Be aware – As much as you are able, monitor what your child watches on TV and social media. While you should not wrap your child in cotton wool and protect them from all the awful things that happen in the world, you don’t want to expose them to things for which they are not emotionally and developmentally ready.
Exposure – Introduce new people or things gradually so that children do not become overwhelmed. If your child is scared of fireworks for example, show him images of fireworks first, then move on to clips of fireworks, with the sound turned down. Gradually increase the sound and explain that it will be even louder in real life. Eventually take him to a live firework display and reassure him it’s OK throughout.
Model behaviour – Children model the behaviour of their parents. If you have a fear of something, avoid passing this fear to your children. While it is appropriate for you to share your fears with your children, when faced with a particular fear, use it as an opportunity to show them how to deal appropriately with fear. Confront your fear and try to remain calm and rational. Children will see your braveness and be more inclined to be brave themselves.

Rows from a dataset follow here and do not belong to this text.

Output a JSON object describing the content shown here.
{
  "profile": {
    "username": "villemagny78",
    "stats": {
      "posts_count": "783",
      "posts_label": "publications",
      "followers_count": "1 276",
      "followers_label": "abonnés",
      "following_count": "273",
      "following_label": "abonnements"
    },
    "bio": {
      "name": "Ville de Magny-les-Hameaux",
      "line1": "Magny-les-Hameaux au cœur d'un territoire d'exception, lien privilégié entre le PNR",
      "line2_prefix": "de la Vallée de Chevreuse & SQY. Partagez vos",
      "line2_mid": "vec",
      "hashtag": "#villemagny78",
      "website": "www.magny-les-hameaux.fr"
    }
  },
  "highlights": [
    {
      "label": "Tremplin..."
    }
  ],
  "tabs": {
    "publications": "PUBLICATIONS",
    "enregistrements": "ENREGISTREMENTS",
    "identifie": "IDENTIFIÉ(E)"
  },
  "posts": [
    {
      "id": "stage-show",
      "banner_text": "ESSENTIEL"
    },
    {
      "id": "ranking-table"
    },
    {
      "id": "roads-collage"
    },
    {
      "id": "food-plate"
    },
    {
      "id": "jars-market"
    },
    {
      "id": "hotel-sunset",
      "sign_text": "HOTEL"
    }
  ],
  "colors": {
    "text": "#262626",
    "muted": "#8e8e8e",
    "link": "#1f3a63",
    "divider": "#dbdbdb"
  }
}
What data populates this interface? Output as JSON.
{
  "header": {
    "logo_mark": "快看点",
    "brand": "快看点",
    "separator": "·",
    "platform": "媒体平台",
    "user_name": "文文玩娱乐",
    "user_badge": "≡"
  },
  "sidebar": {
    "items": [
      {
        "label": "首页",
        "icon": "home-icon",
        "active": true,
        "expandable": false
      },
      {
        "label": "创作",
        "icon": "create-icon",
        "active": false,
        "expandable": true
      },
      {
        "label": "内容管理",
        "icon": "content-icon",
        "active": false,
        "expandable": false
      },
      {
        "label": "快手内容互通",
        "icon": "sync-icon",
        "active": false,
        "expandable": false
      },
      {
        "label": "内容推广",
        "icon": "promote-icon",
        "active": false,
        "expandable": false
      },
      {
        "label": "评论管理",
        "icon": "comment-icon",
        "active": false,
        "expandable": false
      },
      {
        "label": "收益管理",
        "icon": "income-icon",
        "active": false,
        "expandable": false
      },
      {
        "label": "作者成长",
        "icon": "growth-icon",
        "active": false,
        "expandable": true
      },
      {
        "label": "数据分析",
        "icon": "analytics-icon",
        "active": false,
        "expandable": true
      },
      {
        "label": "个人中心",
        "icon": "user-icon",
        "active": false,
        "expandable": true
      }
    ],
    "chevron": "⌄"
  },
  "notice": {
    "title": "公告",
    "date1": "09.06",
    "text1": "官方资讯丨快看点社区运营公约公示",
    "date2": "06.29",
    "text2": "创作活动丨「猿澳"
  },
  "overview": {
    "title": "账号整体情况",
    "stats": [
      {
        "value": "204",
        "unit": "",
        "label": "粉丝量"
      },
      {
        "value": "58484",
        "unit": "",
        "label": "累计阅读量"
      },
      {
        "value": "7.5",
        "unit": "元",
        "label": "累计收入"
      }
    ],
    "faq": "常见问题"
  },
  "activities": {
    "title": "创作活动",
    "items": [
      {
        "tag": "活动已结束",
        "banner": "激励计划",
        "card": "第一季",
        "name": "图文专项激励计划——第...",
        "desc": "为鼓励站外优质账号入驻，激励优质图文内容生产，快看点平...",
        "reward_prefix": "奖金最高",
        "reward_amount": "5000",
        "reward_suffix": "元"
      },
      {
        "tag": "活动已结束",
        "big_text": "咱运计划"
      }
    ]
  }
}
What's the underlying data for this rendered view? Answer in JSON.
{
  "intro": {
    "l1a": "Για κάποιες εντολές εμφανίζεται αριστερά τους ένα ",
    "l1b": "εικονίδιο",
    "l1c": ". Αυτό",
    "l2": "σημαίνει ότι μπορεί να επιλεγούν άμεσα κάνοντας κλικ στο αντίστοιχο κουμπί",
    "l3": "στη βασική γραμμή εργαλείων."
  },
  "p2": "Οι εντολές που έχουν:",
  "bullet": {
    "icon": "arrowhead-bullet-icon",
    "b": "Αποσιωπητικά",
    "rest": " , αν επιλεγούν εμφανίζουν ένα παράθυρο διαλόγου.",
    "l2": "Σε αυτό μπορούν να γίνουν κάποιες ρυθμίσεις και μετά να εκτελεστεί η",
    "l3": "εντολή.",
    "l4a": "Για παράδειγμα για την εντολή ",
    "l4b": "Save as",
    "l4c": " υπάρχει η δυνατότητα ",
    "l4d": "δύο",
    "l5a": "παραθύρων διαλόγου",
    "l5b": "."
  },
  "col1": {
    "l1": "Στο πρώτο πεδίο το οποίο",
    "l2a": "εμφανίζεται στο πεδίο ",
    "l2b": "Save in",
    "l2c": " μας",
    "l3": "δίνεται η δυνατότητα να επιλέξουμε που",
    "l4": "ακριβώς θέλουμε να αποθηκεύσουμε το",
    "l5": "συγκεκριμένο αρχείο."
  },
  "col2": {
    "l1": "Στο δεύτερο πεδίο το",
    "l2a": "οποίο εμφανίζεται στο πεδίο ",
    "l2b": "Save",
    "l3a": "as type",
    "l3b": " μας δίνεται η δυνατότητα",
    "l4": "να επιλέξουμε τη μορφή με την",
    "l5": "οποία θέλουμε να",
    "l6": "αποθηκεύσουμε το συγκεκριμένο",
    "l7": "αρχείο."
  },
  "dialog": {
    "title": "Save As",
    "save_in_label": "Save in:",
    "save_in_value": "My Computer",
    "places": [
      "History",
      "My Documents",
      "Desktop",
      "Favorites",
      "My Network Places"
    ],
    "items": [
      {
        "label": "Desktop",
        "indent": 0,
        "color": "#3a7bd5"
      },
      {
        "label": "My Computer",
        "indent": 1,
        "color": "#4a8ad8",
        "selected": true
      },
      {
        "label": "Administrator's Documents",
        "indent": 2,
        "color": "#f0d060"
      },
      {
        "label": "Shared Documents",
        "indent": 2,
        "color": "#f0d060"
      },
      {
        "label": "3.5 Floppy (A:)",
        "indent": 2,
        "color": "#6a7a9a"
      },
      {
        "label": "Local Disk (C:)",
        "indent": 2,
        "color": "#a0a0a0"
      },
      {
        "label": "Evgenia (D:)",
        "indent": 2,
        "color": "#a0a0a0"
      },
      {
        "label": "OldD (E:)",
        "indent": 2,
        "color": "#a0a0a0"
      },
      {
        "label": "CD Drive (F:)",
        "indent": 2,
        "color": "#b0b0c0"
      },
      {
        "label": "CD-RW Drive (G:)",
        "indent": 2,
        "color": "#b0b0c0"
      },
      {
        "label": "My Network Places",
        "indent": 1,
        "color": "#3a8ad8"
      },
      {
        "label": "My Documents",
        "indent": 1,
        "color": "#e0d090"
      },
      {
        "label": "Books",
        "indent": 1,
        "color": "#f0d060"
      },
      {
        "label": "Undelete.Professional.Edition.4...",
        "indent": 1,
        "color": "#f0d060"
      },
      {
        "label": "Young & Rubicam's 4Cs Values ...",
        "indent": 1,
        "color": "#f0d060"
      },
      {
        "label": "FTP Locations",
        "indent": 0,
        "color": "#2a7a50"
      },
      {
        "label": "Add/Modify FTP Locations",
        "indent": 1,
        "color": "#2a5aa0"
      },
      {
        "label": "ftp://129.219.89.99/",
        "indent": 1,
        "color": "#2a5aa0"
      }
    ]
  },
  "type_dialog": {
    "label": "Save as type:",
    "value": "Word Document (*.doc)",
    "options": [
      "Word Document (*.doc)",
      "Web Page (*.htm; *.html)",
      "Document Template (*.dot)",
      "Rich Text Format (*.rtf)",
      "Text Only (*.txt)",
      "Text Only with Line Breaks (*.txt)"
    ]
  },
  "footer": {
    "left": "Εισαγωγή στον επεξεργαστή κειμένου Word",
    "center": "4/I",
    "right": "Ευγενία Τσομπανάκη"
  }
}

Use a comforting toy – A favourite soft toy or blanket can be very comforting in times of uncertainty or sadness. These items can help your child to shore up their confidence levels and help them cope in stressful situations. Don’t force your child to give up their security item before they are ready as it helps them to realise they can cope with a given situation.
While childhood fears are normal, if your child’s fears are interrupting their usual daily routine and their ability to interact with other people, and you are concerned that they may be suffering from anxiety, you should seek advice from your child’s teacher or a medical professional.